O tratamento dispensado às universidades públicas é incompatível com a sua importância para o setor de pesquisa e desenvolvimento no país. Se não fosse a ação primordial dessas instituições nos meses mais duros da pandemia, não teríamos tido respostas rápidas à crise, como a criação de respiradores, a realização de ensaios clínicos e o desenvolvimento de vacinas. A atuação competente foi reconhecida pela sociedade brasileira, que considera os cientistas de universidades e de institutos públicos "os profissionais mais confiáveis do país", como apontam diferentes pesquisas de opinião realizadas ao longo deste ano. Imagino o grau de inovação que seríamos capazes de atingir se não fossem os seguidos contingenciamentos de recursos e os desvios de finalidade de mecanismos tão essenciais à continuidade da ciência, como o Fundo Nacional de Desenvolvimento Científico e Tecnológico (FNDCT).
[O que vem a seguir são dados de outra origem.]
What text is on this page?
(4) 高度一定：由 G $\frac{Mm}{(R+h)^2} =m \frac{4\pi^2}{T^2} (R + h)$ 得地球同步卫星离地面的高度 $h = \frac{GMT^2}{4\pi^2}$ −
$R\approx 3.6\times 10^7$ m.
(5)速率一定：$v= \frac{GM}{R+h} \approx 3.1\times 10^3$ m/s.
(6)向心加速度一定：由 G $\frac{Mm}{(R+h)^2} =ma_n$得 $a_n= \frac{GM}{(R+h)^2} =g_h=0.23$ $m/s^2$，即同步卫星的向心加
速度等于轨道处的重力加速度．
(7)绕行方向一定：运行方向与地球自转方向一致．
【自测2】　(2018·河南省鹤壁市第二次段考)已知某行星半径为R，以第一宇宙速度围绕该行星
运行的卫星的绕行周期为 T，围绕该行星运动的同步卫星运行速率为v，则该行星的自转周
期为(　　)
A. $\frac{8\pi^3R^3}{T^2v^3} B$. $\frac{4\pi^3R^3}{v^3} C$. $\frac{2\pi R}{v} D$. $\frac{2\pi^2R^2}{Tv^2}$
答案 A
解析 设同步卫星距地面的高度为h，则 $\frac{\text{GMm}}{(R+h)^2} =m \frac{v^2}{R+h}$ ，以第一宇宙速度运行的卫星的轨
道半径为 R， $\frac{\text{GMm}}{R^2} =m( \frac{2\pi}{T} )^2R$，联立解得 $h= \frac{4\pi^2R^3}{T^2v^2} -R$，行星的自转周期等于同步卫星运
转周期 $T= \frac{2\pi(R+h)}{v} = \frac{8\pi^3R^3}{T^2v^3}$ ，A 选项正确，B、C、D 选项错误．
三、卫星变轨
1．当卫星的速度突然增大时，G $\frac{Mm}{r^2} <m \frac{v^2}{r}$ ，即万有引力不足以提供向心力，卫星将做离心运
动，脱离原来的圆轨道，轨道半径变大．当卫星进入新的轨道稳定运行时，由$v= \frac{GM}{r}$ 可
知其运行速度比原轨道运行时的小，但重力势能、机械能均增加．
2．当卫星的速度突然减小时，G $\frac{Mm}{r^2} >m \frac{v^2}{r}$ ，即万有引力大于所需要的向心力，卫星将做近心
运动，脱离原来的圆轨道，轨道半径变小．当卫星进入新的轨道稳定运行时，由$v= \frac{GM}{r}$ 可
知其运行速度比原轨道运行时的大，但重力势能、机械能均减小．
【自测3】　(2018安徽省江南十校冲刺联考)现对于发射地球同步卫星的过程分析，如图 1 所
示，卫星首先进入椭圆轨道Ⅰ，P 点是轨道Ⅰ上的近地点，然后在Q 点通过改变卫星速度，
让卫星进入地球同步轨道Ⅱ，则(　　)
Para alcançar algum protagonismo na era do conhecimento, da big data e da disseminação da informação, o Brasil precisa urgentemente se comprometer com estratégias compatíveis. Nos próximos anos, a inteligência artificial e as novas tecnologias vão continuar revolucionando o mercado de trabalho. A qualificação da nossa juventude é uma necessidade urgente, se quisermos evitar que essa transformação profissional crie ainda mais desigualdades do que já temos. A hora de investir simultaneamente em todos os níveis educacionais, da creche à universidade, é agora.
A Academia Brasileira de Ciências já deixou isso claro no documento que enviou aos candidatos à Presidência antes da campanha eleitoral. Uma política de Estado digna desse nome é o que pedimos para a ciência, tecnologia, inovação e para a educação, que é a base dos três primeiros. Precisamos aproveitar este final de primeiro quarto de século 21 para nos reconstruirmos. Não podemos perder mais quatro anos. Simplesmente não temos tempo. A sociedade do conhecimento não vai nos esperar.